Though Hoover insisted national security would be endangered if his files became public, actually it was his plan for permanent secrecy, not national security, that he feared would be endangered. His considerable influence over his immediate superior, the attorney general, was evident in the decision of the prosecutor, at first, to comply with Hoover's demand. The prosecutor told the court the continued secrecy of FBI files was so important that the government would drop all charges against Coplon rather than risk the exposure of the files.
When that threat did not work and the judge again ordered the files be made public, Hoover took the extreme step of telling the attorney general he would resign as FBI director if the secret files were made
public.
It is believed to be the only time in his long career that he submitted his resignation. Clark convinced Hoover to stay.
The prosecutor complied with the order and submitted the FBI files to the court. As Hoover bitterly regretted the exposure, he started planning how he could prevent such exposure from ever happening again.

Compared to the Media files that would become public twenty-two years later, those the bureau was forced to make public during the Coplon trial were relatively insignificant. Unlike the Media files, the files released at the Coplon trial did not include descriptions of secret bureau programs or guidelines. As Hoover predicted, though, the Coplon trial FBI files embarrassed the bureau, providing the first glimpse of the shoddy investigative methods it used. As such, they attracted considerable interest and criticism. One file labeled as “Reds” actors
Fredric March,
Helen Hayes,
John Garfield,
Canada Lee, and
Paul Muni. The reports showed the bureau's disregard for verification and its interest in collecting salacious but irrelevant material about citizens. Various people, prominent and not prominent, were slandered without evidence. One file stamped “secret” was a report given to the bureau by an unknown Bronx man who told an FBI agent he had watched his neighbor walking around naked inside his own home, a fact that had no connection to national security or to suspicion of crime but was nevertheless placed in a permanent bureau file.

The result of “
dossiers being laid out for public inspection,” wrote
New York Times
reporter Cabell Phillips at the time, was that the FBI, which “has enjoyed an immunity from high-level criticism almost unparalleled among Government agents, found itself this week in a state of acute embarrassment as a result of public disclosure of some of its investigative techniques” that were made “over its strenuous, almost frantic, protests.…No one can recall a time in all that period of growth when the FBI has been subjected to a Congressional investigation, not an instance in which any appropriations committee has failed to give it all the money it requested.…The FBI enjoys an unusual autonomy.…It is a monolithic, tightly disciplined and intensely loyal hierarchy responsible solely to the director.”

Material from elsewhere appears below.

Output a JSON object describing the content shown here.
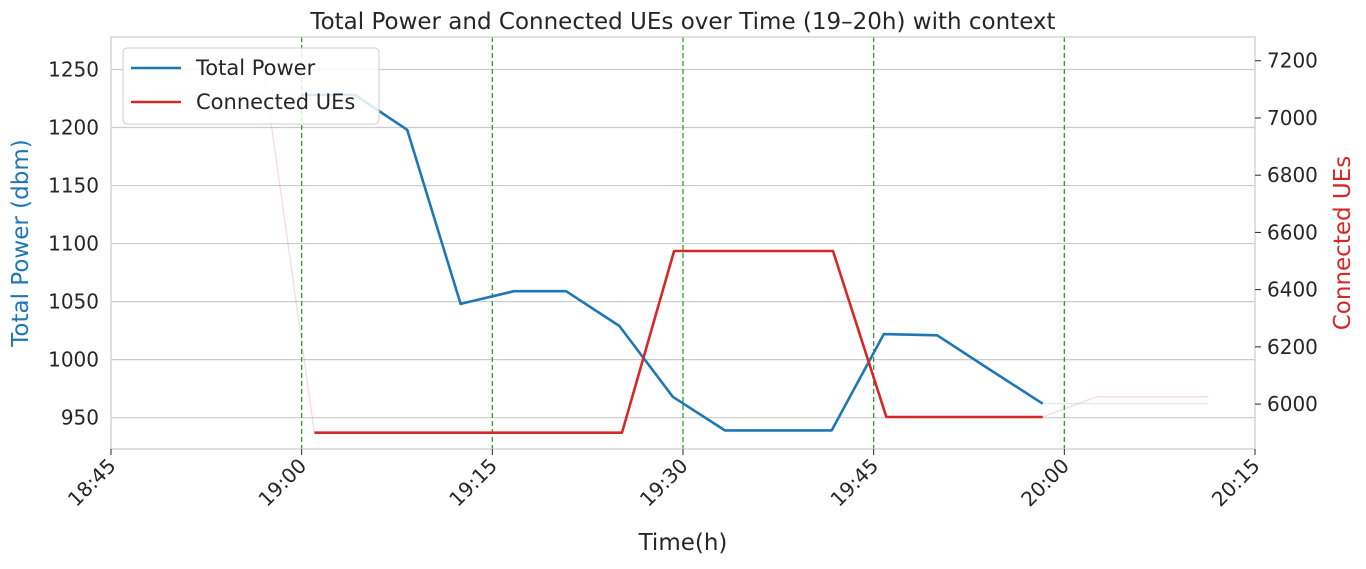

Coplon was convicted in both trials. Her convictions were historic, for they marked the first conviction of an American accused of spying for the Soviets. She was tried along with
Valentin Gubitchev, a Soviet member of the United Nations Secretariat to whom she was accused of passing documents. As Hoover biographer Curt Gentry has written, the convictions also made the case for what Hoover had long been claiming: that the Soviets used
United Nations employees to conduct espionage on its behalf. But Hoover was so angry about a few of his files being exposed that he took no pride in being proven right on that point. In fact, his reactions demonstrate Hoover priorities that would have surprised the public. He was a leading cold warrior, a fact well known to the public through his speeches, articles, and books. But faced with a choice between convicting the first person charged with handing secrets to the Soviet Union and keeping a few FBI files secret, Hoover stood firmly for protecting his files even if it meant charges against Coplon would have to be dropped.